Performance of query with DISTINCT and unique index

Hi Neo4j Community,

I have a question about query performance and the use of indices. I have performed the query

PROFILE MATCH (p:Provider) WHERE
EXISTS(p.service_provider) AND EXISTS(p.sourceID) AND EXISTS(p.valid_until)
RETURN DISTINCT(p.service_provider)

and I have got a uniqueness constraint on p.service_provider. I would have thought that the query planner picks up on this and makes use of the unique index and notices that the DISTINCT is actually redundant here. The query planner looks as follows:

However, when I got rid of the uniqueness constraint and just created a (NONUNIQUE) index on p.service_provider the query planner seems to do exactly the same.

Do I maybe have to rewrite the query somehow that in the situation where I have the uniqueness constraint (and hence a UNIQUE index) that the query planner picks up on this or does this just not happen in Neo4j (so far)?

I found similar questions about indexing and query performance online, but nothing that seems to address exactly this.

Thanks for letting me know.

Best,
Philipp

Hello, Philipp! Thanks for reaching out.

I think the issue here is that your query is checking whether the property exists, not whether the value is unique or not. So your query will not hit the index because it's not checking the value of the property. An existence constraint would be more appropriate here, although then your query isn't needed because the constraint will ensure the property exists and fail if it doesn't.

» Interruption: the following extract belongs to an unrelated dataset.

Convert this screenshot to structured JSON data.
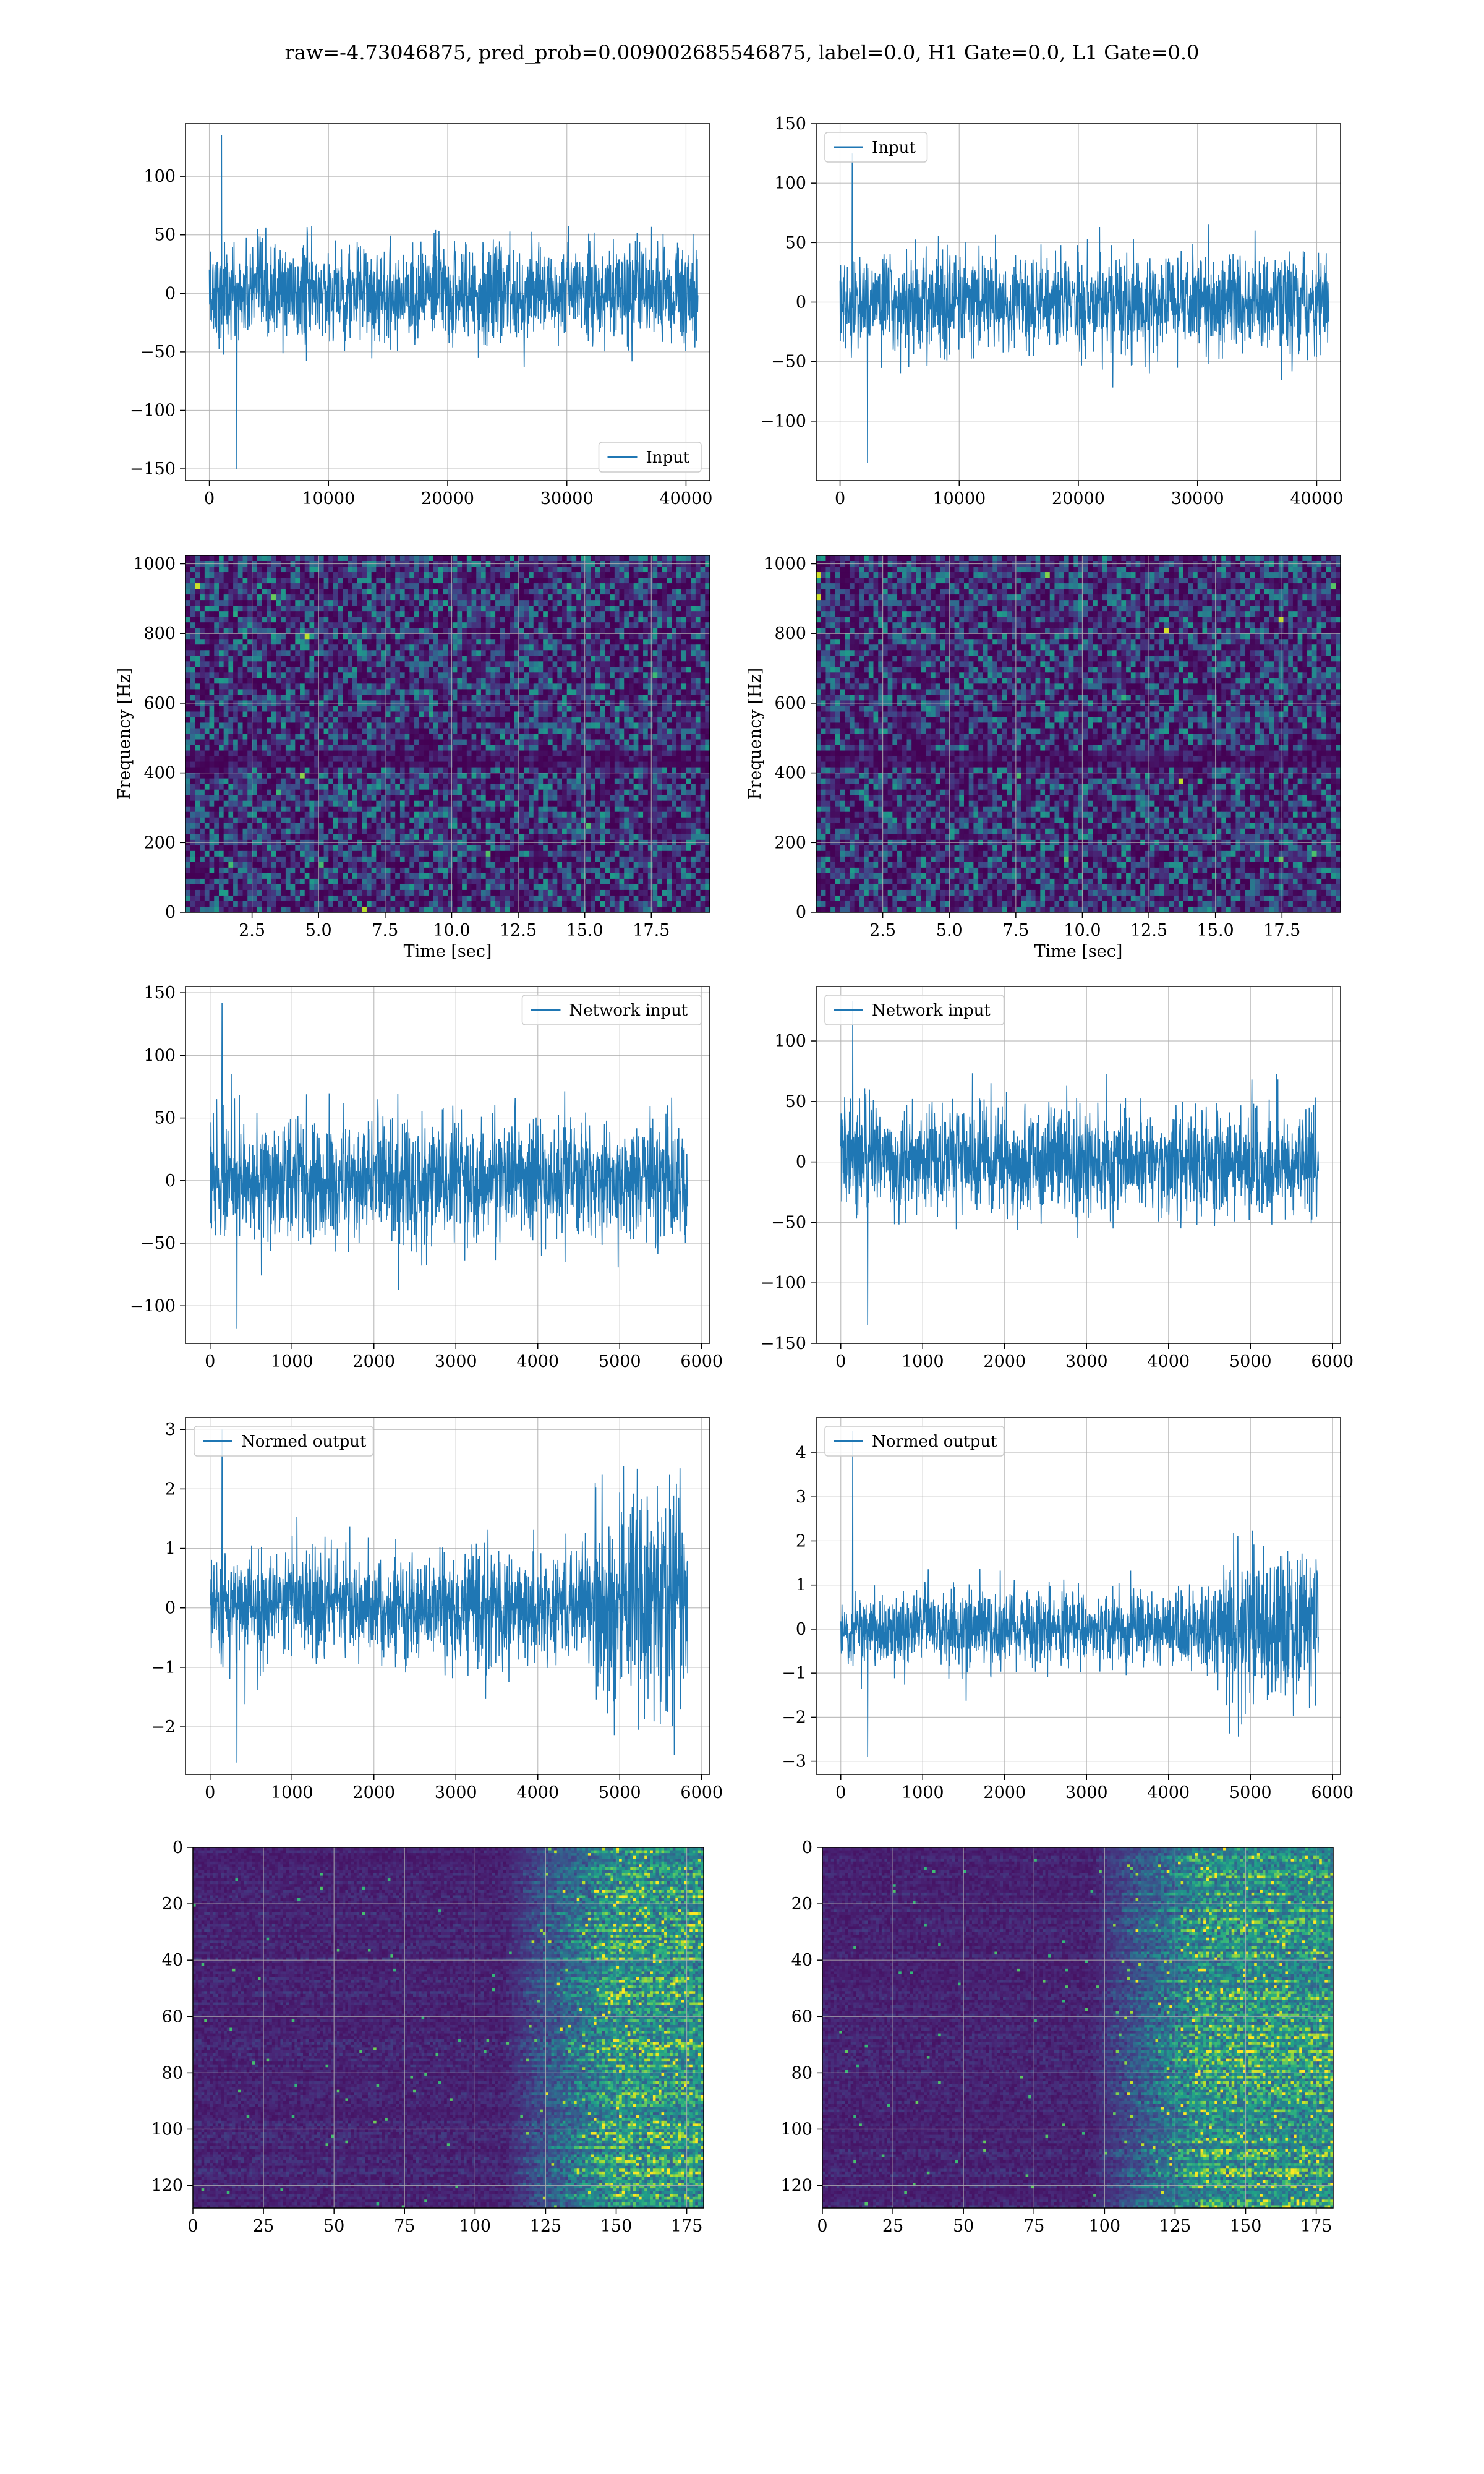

Documentation on each constraint type is here: Constraints - Cypher Manual.

Let me know if you have more questions on this!

Cheers,
Jennifer Reif

Hi Jennifer,

Thanks a lot for getting back to me. I am still left a little confused I have to say.

Even when just executing

PROFILE MATCH (p:Provider)
RETURN DISTINCT(p.service_provider)

then the query plan looks the same, whether I have a unique constraint on p.service_provider or not. How would I have to go about things that the redundant check for DISTINCT will be omitted, i.e. the query could be sped up?

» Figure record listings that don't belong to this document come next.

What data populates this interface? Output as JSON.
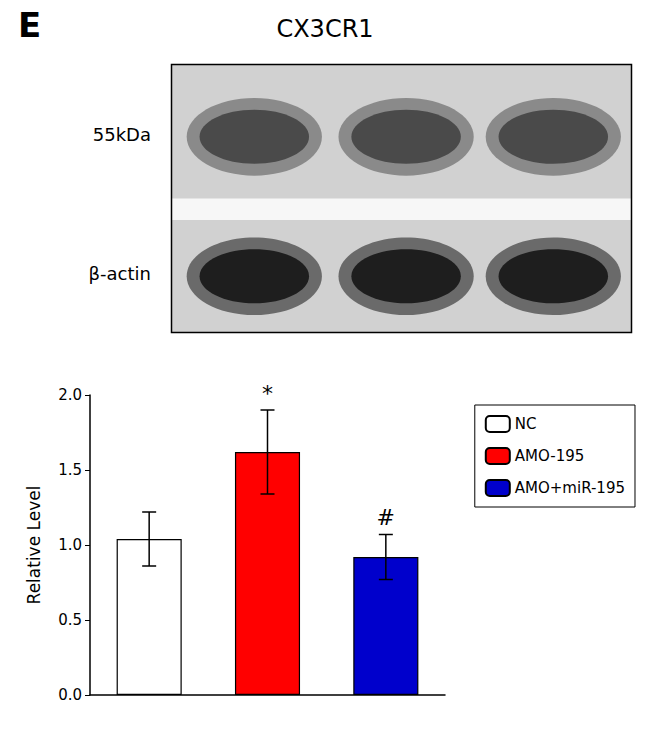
{
  "chart_data": {
    "type": "bar",
    "title": "CX3CR1",
    "categories": [
      "NC",
      "AMO-195",
      "AMO+miR-195"
    ],
    "values": [
      1.04,
      1.62,
      0.92
    ],
    "errors": [
      0.18,
      0.28,
      0.15
    ],
    "colors": [
      "#ffffff",
      "#ff0000",
      "#0000cc"
    ],
    "ylabel": "Relative Level",
    "ylim": [
      0.0,
      2.0
    ],
    "yticks": [
      {
        "value": 0,
        "label": "0.0"
      },
      0.5,
      {
        "value": 1,
        "label": "1.0"
      },
      1.5,
      {
        "value": 2,
        "label": "2.0"
      }
    ],
    "grid": false,
    "legend": "right",
    "tick_labels": "y",
    "annotations": [
      {
        "text": "E"
      },
      {
        "text": "55kDa"
      },
      {
        "text": "β-actin"
      },
      {
        "text": "*",
        "category": "AMO-195"
      },
      {
        "text": "#",
        "category": "AMO+miR-195"
      }
    ]
  }
}
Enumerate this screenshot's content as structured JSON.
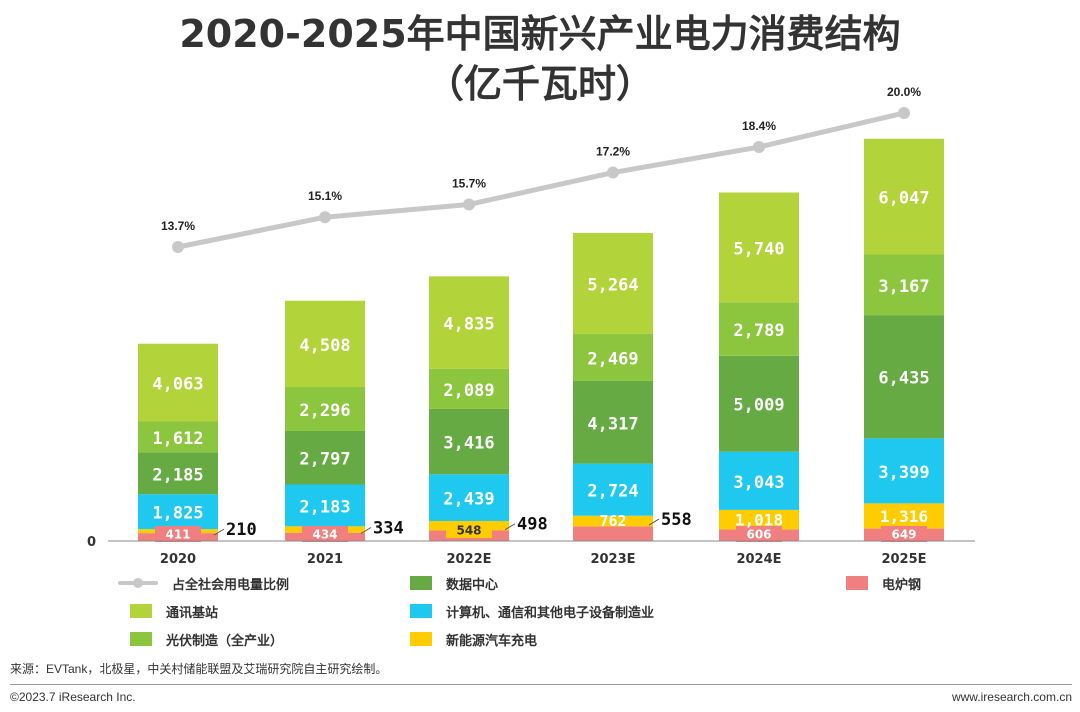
{
  "title_line1": "2020-2025年中国新兴产业电力消费结构",
  "title_line2": "（亿千瓦时）",
  "source": "来源：EVTank，北极星，中关村储能联盟及艾瑞研究院自主研究绘制。",
  "copyright": "©2023.7 iResearch Inc.",
  "website": "www.iresearch.com.cn",
  "chart_data": {
    "type": "bar",
    "stacked": true,
    "categories": [
      "2020",
      "2021",
      "2022E",
      "2023E",
      "2024E",
      "2025E"
    ],
    "y_axis_zero_label": "0",
    "series": [
      {
        "name": "电炉钢",
        "color": "#f08080",
        "values": [
          411,
          434,
          548,
          762,
          606,
          649
        ]
      },
      {
        "name": "新能源汽车充电",
        "color": "#ffcc00",
        "values": [
          210,
          334,
          498,
          558,
          1018,
          1316
        ]
      },
      {
        "name": "计算机、通信和其他电子设备制造业",
        "color": "#1ec8ee",
        "values": [
          1825,
          2183,
          2439,
          2724,
          3043,
          3399
        ]
      },
      {
        "name": "数据中心",
        "color": "#66aa44",
        "values": [
          2185,
          2797,
          3416,
          4317,
          5009,
          6435
        ]
      },
      {
        "name": "光伏制造（全产业）",
        "color": "#8cc63f",
        "values": [
          1612,
          2296,
          2089,
          2469,
          2789,
          3167
        ]
      },
      {
        "name": "通讯基站",
        "color": "#b3d33b",
        "values": [
          4063,
          4508,
          4835,
          5264,
          5740,
          6047
        ]
      }
    ],
    "line_series": {
      "name": "占全社会用电量比例",
      "color": "#c8c8c8",
      "values": [
        13.7,
        15.1,
        15.7,
        17.2,
        18.4,
        20.0
      ],
      "labels": [
        "13.7%",
        "15.1%",
        "15.7%",
        "17.2%",
        "18.4%",
        "20.0%"
      ]
    },
    "value_labels": [
      [
        "411",
        "210",
        "1,825",
        "2,185",
        "1,612",
        "4,063"
      ],
      [
        "434",
        "334",
        "2,183",
        "2,797",
        "2,296",
        "4,508"
      ],
      [
        "548",
        "498",
        "2,439",
        "3,416",
        "2,089",
        "4,835"
      ],
      [
        "762",
        "558",
        "2,724",
        "4,317",
        "2,469",
        "5,264"
      ],
      [
        "606",
        "1,018",
        "3,043",
        "5,009",
        "2,789",
        "5,740"
      ],
      [
        "649",
        "1,316",
        "3,399",
        "6,435",
        "3,167",
        "6,047"
      ]
    ],
    "legend_position": "bottom"
  }
}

I know that in this instance I could just leave out the DISTINCT as the property has to be unique due to the constraint that is enforced. However, say I have a database and I am not aware of which constraints are enforced, etc. how would such a query have to be written so the redundant DISTINCT check won't be executed?

Thanks for letting me know, much appreciated :slightly_smiling_face:

Got a bit more detail on this.....Cypher planner doesn't eliminate Distinct in this case. It does in some other cases in Neo4j 5.x, but nothing in 4.x.

However, your query's plan is using OrderedDistinct, which is much more efficient (improving query performance). For unique values coming from an index, OrderedDistinct will only need to keep a single row in memory, whereas plain Distinct must accumulate all rows in memory. The easiest way to get rid of OrderedDistinct is not to use DISTINCT in the query when you know that the values are unique. This method does require some knowledge of constraints and db operations, though.

Hi Jennifer,

Thanks a lot for the detailed explanation, and in particular about the difference between OrderedDistinct and (regular) Distinct in the query planner.

That helps a lot :slight_smile:

1 Like